Method used for the prediction of putative Rho-dependent terminators. The adopted procedure is constituted by 2 steps: i) the identification of the RUT site and ii) the identification of the RNAP pausing site in a 150 nt long region immediately downstream from the predicted RUT site 3′

RhoTermPredict also allows to predict multiple putative terminators in a single query region, and to search for terminators in both strands.

Procedure for rho-dependent terminator scoring assignment

The maximum score that could be assigned by our algorithm to a terminator prediction is 15, while the minimum is 6 (a minimum of 3 point for the RUT site and also a minimum of 3 points for a pause site). An addition of 1 point is assigned if the C/G ratio of RUT site > 1.25, of 2 points if such ratio > 1.5, of 3 if > 2. Regarding to the hairpin structure as predicted pause site, an other point is attributed if the GC-content of the hairpin stem is > whole genome GC-content + 10, instead 2 points if it is > whole genome GC-content + 20 (because it is known that the hairpin stem is GC-rich) while an extra 0.5 point it is assigned if the hairpin loop length is < 6 nt or if the hairpin stem length > 4. Finally 3 extra points are assigned if the consensus pause-inducing sequence element G−11G− 10(C/T)−1G+ 1 is present near the putative hairpin pause site.

Dataset of rho-dependent terminators, and construction of positive and negative sequence datasets

To test the reliability of RhoTermPredict predictions we used a total of 1264 regions containing Rho-dependent termination sites (defined as “BCM significant transcripts”, BSTs) obtained by [18] growing up the microorganism E. coli K-12 with or without the specific Rho inhibitor bicyclomycin at a concentration that reduces Rho function without affecting the rate of cell growth. Therefore a differential expression of these BSTs regions indicates the presence of a Rho-dependent transcription terminator.

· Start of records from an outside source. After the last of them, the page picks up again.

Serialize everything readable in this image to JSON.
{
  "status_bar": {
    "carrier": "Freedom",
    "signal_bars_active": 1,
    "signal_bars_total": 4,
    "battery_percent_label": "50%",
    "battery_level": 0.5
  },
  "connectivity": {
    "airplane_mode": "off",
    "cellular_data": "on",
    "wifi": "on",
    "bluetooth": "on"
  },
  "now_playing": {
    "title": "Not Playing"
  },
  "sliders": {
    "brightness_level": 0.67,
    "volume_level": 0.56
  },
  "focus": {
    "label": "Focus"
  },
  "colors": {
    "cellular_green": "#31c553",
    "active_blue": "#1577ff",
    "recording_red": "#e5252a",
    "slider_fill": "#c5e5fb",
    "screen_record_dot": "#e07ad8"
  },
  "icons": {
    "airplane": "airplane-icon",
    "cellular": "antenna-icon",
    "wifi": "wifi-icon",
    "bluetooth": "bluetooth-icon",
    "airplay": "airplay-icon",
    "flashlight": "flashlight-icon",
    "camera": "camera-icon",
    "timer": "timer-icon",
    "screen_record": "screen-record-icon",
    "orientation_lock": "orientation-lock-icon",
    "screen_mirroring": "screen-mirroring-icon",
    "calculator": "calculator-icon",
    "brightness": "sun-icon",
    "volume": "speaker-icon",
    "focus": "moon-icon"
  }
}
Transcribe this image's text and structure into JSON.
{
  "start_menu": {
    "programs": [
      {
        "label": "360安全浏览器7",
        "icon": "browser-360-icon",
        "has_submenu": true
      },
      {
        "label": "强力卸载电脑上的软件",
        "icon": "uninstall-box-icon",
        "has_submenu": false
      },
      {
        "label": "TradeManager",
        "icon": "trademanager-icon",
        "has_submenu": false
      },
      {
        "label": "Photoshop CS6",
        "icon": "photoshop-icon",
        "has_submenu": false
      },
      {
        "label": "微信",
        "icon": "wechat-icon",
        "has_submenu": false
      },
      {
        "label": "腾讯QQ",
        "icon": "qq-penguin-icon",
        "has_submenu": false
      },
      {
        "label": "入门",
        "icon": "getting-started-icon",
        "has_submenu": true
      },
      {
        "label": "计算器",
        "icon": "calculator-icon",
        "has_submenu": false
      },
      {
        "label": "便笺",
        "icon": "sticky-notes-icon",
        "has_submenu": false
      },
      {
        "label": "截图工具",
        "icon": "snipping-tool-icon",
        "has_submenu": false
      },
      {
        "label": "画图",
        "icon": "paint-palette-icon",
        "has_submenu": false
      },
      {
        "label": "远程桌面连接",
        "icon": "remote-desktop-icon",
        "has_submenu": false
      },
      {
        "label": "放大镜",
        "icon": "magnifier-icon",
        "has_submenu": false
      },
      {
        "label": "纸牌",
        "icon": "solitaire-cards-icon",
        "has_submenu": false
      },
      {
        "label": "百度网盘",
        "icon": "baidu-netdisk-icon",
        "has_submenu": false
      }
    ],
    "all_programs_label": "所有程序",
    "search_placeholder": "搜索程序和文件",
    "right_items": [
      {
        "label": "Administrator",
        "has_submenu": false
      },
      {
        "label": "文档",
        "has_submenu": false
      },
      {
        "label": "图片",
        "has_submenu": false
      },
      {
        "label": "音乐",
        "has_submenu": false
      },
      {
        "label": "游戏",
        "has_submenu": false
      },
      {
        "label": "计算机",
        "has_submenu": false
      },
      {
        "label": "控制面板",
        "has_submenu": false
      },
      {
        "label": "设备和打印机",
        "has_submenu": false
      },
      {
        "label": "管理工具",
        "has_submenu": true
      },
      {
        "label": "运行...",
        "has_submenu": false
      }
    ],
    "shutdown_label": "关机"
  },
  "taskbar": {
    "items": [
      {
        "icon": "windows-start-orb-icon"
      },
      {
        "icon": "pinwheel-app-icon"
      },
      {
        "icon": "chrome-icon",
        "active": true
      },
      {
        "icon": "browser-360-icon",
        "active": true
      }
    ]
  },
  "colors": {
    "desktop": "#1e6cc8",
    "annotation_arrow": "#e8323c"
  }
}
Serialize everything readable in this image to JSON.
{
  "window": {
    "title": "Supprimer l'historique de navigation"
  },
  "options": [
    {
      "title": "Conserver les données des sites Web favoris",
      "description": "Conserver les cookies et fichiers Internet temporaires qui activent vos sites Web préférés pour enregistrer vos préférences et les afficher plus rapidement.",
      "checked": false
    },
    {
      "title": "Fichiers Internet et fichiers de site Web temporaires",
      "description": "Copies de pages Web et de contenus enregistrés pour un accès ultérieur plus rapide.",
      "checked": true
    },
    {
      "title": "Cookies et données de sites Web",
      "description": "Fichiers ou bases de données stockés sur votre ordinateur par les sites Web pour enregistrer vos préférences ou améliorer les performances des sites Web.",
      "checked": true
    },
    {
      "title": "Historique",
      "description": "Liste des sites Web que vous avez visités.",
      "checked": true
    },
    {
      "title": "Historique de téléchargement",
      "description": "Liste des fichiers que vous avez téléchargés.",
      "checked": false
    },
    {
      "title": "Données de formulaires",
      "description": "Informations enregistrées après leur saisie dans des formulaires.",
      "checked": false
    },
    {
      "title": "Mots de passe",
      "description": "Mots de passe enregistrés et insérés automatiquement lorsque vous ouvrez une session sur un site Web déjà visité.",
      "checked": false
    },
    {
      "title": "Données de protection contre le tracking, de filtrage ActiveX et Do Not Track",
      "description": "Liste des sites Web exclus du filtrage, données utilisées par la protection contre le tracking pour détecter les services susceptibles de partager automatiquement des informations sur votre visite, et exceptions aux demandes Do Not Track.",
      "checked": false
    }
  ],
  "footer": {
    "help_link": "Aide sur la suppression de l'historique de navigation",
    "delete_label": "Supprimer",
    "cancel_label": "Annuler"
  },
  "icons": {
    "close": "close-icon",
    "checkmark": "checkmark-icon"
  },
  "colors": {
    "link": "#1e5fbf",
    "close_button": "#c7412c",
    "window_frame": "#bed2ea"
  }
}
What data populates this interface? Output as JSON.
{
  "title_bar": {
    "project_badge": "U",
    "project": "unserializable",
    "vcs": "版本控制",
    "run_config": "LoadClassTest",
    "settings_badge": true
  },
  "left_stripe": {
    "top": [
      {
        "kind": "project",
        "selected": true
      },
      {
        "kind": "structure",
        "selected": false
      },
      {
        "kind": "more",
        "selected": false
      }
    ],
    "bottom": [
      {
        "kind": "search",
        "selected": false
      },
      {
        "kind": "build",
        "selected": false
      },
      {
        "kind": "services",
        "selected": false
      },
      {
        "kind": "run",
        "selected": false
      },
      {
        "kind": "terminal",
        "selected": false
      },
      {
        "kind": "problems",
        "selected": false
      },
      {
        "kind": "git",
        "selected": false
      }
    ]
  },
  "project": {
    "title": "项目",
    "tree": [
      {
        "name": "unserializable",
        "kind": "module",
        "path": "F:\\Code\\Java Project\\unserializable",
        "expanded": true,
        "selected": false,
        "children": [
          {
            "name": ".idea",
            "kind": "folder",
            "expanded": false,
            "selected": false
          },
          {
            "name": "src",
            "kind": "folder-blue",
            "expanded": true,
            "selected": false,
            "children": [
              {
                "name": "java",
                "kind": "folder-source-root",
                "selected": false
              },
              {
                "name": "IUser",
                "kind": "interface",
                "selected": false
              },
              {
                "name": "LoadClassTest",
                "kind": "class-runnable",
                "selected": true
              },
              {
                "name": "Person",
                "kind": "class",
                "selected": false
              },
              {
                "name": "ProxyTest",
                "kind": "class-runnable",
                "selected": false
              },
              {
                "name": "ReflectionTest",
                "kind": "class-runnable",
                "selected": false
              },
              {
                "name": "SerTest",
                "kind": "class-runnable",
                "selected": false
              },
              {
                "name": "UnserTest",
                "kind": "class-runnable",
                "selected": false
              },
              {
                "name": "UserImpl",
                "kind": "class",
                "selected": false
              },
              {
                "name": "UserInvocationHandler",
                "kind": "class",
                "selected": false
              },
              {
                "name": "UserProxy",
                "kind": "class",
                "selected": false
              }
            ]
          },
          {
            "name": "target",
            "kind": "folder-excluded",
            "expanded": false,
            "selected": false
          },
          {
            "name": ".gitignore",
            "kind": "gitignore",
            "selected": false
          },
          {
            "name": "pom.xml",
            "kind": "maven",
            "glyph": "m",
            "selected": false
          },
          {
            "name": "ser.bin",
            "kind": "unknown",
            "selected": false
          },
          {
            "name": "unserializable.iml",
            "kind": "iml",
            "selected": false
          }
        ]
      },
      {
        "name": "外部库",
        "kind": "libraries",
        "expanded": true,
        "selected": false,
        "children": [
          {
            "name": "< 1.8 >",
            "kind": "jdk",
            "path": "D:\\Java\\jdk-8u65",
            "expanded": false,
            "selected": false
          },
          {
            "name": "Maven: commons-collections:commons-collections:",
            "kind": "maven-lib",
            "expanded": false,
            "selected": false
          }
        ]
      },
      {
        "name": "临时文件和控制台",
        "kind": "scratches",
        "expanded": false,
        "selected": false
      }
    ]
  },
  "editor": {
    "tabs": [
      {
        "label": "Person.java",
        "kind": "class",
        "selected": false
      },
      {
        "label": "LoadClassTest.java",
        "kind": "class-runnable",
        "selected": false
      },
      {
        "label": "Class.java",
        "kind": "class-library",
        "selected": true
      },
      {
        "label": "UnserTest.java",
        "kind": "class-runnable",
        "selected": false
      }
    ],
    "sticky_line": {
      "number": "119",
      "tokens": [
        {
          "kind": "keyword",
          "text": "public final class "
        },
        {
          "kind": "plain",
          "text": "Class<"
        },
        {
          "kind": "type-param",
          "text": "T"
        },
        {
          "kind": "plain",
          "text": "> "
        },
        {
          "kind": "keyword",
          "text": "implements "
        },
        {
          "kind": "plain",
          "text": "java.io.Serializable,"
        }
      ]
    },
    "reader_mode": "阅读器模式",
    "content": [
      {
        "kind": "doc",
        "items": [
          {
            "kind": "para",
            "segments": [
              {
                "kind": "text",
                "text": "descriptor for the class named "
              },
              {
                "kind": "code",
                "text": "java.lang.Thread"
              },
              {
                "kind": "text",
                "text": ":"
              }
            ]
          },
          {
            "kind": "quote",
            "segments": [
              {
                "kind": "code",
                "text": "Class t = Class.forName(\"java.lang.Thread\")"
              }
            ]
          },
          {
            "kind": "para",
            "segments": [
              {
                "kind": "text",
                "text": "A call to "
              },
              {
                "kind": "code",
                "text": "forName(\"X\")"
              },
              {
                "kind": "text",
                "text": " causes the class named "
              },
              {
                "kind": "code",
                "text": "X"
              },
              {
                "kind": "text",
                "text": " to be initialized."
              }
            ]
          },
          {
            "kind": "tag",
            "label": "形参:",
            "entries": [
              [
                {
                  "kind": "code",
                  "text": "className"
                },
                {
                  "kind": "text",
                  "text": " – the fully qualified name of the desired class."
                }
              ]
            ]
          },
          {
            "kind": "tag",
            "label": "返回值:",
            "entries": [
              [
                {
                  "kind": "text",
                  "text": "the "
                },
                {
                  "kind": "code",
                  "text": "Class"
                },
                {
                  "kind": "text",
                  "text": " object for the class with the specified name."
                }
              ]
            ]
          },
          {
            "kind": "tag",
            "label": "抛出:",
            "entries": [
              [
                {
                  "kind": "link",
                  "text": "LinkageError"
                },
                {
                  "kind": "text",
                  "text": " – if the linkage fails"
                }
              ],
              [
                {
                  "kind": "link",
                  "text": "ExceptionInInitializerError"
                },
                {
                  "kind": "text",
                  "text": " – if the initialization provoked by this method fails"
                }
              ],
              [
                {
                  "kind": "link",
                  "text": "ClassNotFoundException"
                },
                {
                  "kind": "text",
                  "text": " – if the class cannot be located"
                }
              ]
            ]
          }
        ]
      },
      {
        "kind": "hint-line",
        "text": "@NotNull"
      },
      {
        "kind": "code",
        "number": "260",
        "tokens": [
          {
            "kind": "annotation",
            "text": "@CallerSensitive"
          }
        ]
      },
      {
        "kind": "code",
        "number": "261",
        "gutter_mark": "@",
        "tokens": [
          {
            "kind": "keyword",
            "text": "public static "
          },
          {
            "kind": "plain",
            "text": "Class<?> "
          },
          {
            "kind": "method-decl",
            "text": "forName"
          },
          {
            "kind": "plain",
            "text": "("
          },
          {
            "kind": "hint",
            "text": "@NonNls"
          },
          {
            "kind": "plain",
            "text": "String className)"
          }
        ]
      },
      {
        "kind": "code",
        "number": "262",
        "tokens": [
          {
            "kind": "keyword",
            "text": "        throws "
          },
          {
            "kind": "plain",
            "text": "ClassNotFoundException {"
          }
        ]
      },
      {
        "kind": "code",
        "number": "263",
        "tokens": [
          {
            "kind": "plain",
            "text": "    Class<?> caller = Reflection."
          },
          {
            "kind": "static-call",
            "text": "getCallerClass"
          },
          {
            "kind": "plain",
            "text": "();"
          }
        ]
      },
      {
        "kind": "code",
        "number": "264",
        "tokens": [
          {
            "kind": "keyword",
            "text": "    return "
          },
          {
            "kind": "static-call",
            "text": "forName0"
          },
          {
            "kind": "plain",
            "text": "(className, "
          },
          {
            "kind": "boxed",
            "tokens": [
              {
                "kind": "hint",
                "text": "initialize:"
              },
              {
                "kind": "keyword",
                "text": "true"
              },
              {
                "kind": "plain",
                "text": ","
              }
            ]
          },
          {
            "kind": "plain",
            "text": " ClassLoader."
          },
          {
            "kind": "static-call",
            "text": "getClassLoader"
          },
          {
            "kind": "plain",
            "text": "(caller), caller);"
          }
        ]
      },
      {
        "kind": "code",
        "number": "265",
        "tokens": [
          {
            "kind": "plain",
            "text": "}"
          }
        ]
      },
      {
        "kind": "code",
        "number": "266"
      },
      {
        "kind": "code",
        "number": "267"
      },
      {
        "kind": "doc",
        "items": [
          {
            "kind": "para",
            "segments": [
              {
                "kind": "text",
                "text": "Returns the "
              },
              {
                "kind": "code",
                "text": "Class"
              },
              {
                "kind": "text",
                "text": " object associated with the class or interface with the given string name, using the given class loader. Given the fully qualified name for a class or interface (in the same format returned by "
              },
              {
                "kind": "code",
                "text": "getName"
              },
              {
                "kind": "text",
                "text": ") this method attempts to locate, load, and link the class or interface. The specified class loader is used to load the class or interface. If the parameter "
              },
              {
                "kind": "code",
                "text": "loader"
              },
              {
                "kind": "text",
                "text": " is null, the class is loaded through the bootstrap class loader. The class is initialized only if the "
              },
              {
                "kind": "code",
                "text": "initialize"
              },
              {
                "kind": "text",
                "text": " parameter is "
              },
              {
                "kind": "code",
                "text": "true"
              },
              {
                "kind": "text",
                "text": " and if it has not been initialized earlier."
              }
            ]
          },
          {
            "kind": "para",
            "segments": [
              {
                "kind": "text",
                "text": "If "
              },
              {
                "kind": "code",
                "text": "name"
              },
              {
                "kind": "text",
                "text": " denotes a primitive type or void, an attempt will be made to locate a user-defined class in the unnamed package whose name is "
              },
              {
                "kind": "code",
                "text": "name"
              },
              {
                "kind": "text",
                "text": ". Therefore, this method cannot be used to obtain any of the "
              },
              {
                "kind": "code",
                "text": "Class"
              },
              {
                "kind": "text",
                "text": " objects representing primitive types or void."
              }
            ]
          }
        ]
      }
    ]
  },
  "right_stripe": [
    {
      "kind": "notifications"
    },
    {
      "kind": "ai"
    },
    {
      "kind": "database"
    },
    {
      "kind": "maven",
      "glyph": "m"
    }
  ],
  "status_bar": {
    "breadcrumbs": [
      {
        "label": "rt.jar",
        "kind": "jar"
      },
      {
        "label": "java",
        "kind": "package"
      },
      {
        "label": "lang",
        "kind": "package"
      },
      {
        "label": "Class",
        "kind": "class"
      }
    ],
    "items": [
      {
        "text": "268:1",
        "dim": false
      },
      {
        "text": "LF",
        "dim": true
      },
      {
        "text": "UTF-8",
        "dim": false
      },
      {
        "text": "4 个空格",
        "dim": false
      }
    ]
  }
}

Starting from the genome of E. coli K-12 (NC_000913.3) and the just-indicated BSTs regions, we generated a Rho-dependent terminator set (positive set) consisting of 300 nt long sequences immediately upstream all the BSTs regions. The positive set consisted of 1264 sequences. Instead, we constructed the negative set with all the intergenic regions (IRs) < = 300 nt and > = 200 nt in length in which terminators were not expected. To do this, we considered all the IRs that separated two divergently oriented coding sequences (CDSs). The negative set consisted of 195 sequences.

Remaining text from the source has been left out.